Jim was everything I predicted him to be:  charming, weaselly, selfish, and conniving.  All of these aspects, however, made him a good player.  He likely would have gone much further — but would not have won — had he not been forced to face the full weight of the Upolu tribe after the merge.

His attitude toward Cochran was despicable and certainly received his full come-uppance once the tribes merged.  In a satisfying twist, his downfall came at the hands of Cochran’s switch.

John Cochran – The Overconfident Kid

I was right about Cochran on all notes.  He started out soft-spoken, overconfident, and weak.  He remained rather weak throughout the first half of the game, his fate generally in the hands of others.

However, there was some fight in this kid.  He managed to stay alive for quite a while, and once the tribes merged he pulled off probably the biggest move of the season.  Afterward, he questioned if he had done the right thing; in my mind, it was unequivocally the best move he could have made.  He avoided the tiebreaker (which consisted of drawing rocks), entered into an alliance with Coach, and probably most importantly made it clear to his former tribe mates that they were not in control of his fate.

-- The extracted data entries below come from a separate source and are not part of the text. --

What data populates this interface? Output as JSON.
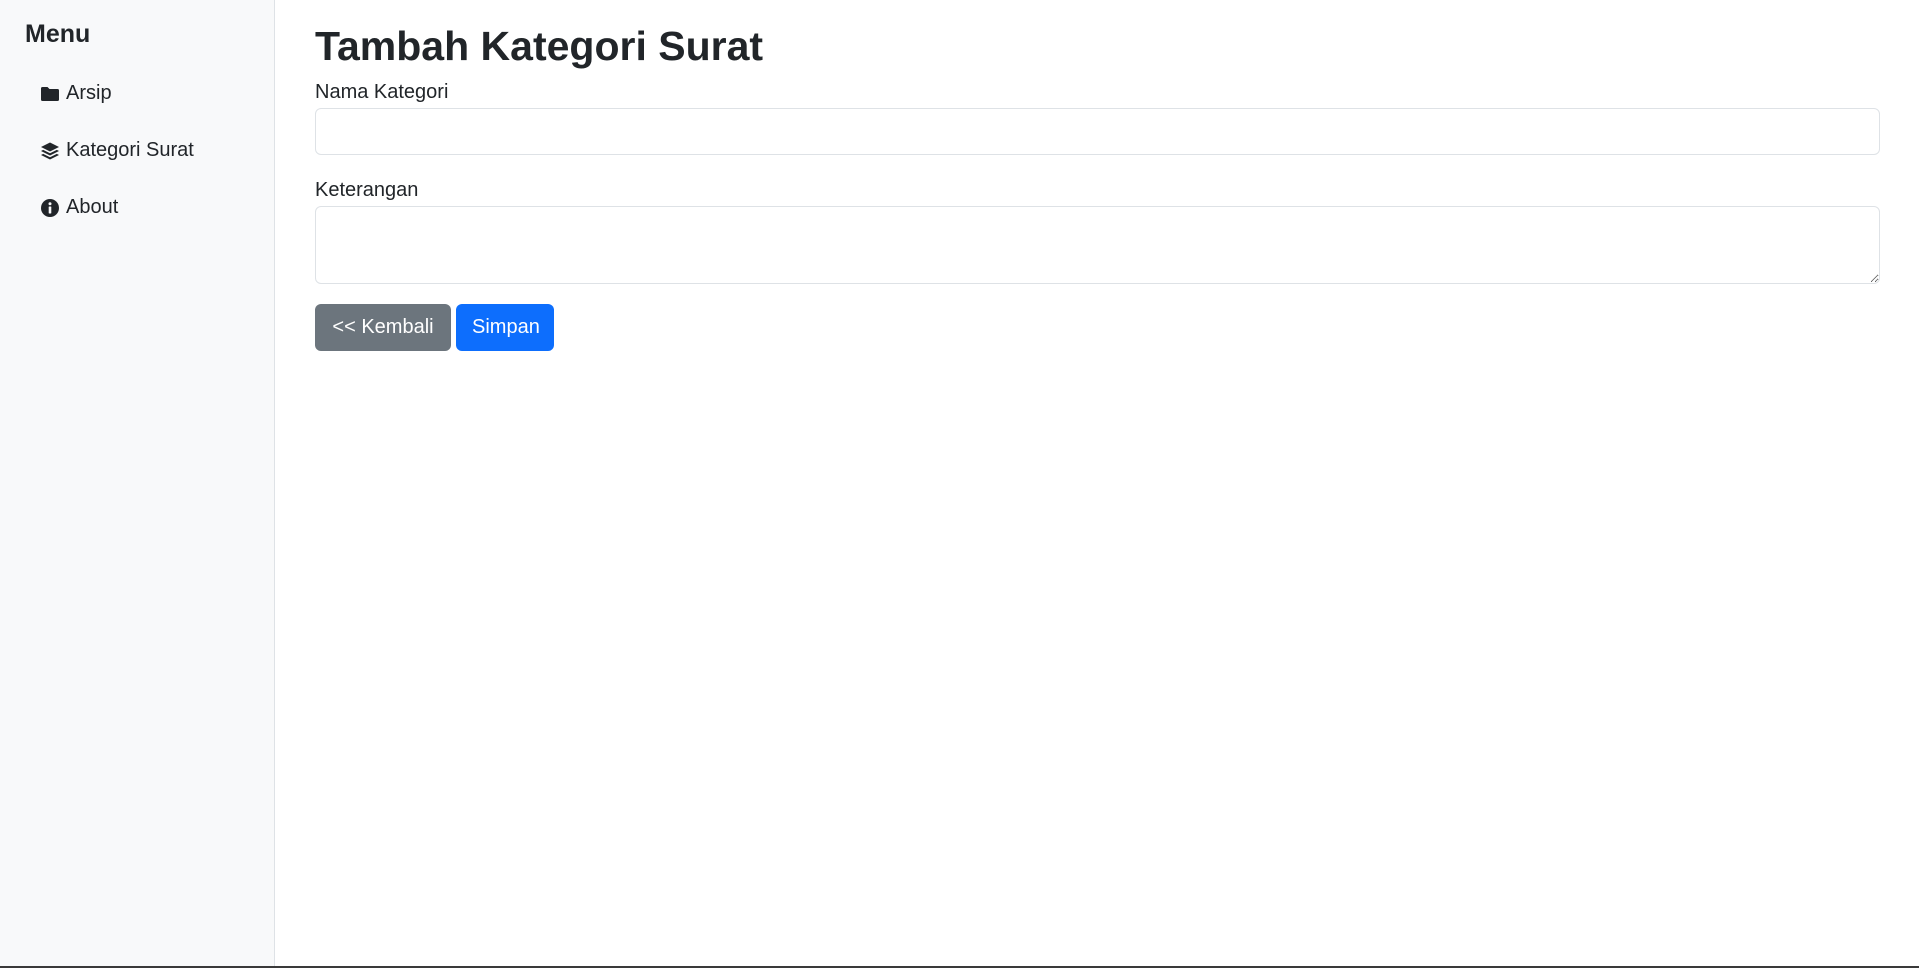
{
  "sidebar": {
    "title": "Menu",
    "items": [
      {
        "label": "Arsip",
        "icon": "folder-icon"
      },
      {
        "label": "Kategori Surat",
        "icon": "layers-icon"
      },
      {
        "label": "About",
        "icon": "info-circle-icon"
      }
    ]
  },
  "main": {
    "title": "Tambah Kategori Surat",
    "fields": {
      "nama_kategori": {
        "label": "Nama Kategori",
        "value": "",
        "placeholder": ""
      },
      "keterangan": {
        "label": "Keterangan",
        "value": "",
        "placeholder": ""
      }
    },
    "buttons": {
      "back_label": "<< Kembali",
      "save_label": "Simpan"
    }
  },
  "colors": {
    "sidebar_bg": "#f8f9fa",
    "primary": "#0d6efd",
    "secondary": "#6c757d",
    "text": "#212529",
    "border": "#dee2e6"
  }
}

Cochran was probably the most interesting player this season, and did grow as I had expected.  He was the low man on the totem pole throughout the entire season, but he managed to overcome most — if not all — adversity and pulled ahead of his former tribe mates to become the fifth jury member.

Mark Caruso – The Nice Guy

Not much to say about Mark Caruso (“Papa Bear”).  He was the third to be voted off, likely due to his poor performance in challenges.

Sophie Clark – The Winner

Sophie was definitely not in my top 5 — or even my top 10 — players who I thought may have a chance to win.  I figured she would hang around on Coach’s coattails, do poorly in challenges, and eventually lose her stride and go home.

However, she managed to fly under the radar and performed surprisingly well in the challenges.  Overall, her attitude and intelligence gave her the lead.  During the last few days, it became clear she was not accustomed having her character called into question, and the final tribal council was quite difficult for her.  She nearly burst into tears and her voice was shaky the entire time; despite this, the jury voted for her over Coach (who they found hypocritical) and Albert (who they found overtly conniving).

Did she deserve to win?  I think the answer lies in the fact that she did win.  Anybody who wins Survivor deserves to win it.  That’s how the game goes.  She wasn’t in my list of favorite players, but I certainly didn’t dislike her, either.

This season was, in all, uneventful, but managed to retain my interest.  I’m looking forward to next season, in which the two tribes will live together (the preview portrayed their living arrangement as a big treehouse, which could be interesting).

I think it’s in Survivor’s best interest to refrain from pulling in any past players — it’s time for some fresh blood, and I think the game works best when none of the players know each other.